Arrangements are being made by both the government and the marchers to prepare for the upcoming Azadi March. According to the reports, the twin cities Islamabad and Rawalpindi will be sealed at several main junctions with the use of shipment containers. Around 100 containers will be needed in around 10 locations in and around the Red Zone. The police have decided to block each of the Expressway’s connecting roads from both sides from Faizabad to the Koral flyover. All the connecting roads of Rawalpindi to I.J. Principal Road will also likely be sealed. This entire exercise of sealing the cities will disrupt life for the residents and cause all the economic activity in the cities to come to a halt.

Protests of political parties and the management of the government now need to evolve in order to continue the smooth functioning of daily routine of the residents. All political protests end up choking the capital city - a situation that the country can neither afford nor propagate. There is no timeline for the March either which means that the government will be spending out of its own pocket to put up these containers. According to the officers, each container costs more than Rs5,000 a day to rent. Along with the financial losses, the losses of the domestic market are also counterproductive to the narrative of both, the government and the protestors.

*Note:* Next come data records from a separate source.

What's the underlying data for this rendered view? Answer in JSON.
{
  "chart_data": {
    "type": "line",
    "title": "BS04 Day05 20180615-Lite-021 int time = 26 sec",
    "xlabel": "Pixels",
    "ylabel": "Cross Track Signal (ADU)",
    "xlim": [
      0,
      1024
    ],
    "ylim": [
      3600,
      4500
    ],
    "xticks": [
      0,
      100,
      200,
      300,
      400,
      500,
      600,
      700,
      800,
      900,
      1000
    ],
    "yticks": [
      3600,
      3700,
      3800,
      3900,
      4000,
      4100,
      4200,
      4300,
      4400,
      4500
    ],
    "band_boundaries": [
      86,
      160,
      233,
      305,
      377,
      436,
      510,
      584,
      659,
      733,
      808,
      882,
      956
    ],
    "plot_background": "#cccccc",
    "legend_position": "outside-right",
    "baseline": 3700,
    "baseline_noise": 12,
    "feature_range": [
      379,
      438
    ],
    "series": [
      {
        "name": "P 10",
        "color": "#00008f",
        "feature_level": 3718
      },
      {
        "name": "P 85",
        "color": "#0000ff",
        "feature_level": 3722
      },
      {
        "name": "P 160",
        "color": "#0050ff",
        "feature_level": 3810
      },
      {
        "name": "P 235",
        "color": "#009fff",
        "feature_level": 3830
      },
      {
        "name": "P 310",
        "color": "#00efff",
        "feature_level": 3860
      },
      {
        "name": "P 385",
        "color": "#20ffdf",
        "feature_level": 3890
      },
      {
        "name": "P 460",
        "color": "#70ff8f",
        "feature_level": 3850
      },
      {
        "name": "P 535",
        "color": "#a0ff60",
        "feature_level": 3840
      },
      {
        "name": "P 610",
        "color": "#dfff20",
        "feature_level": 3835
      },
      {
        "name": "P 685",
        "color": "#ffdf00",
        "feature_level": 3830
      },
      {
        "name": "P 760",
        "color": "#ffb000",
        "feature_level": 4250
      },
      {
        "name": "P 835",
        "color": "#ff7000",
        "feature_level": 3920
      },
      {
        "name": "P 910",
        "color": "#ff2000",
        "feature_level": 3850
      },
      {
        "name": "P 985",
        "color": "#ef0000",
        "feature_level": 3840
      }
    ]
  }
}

At the same time, there is always a risk of a law and order situation. Protestors being prompted to take up arms or indulge in violence against the state will not be a healthy narrative for any side. At this point, the police have more than 1,000 gas masks, 200 teargas launchers and 13,000 shells available in the logistics division armoury along with enough batons, plastic helmets, riot jackets, riot shields, shin guards and arms, if needed. Rangers and Punjab Constabulary (PC) personnel will assist the police if the law and order situation deteriorates during the Azadi March. The entire exercise sets the wrong precedent for the onlookers. Bringing the cities to a halt should not be any party’s go-to move or the government’s intention at the time of chaos. The government and the protestors should sit at the negotiation table as soon as possible to minimise the damage to the economy and find a political solution that eases out tensions on both sides.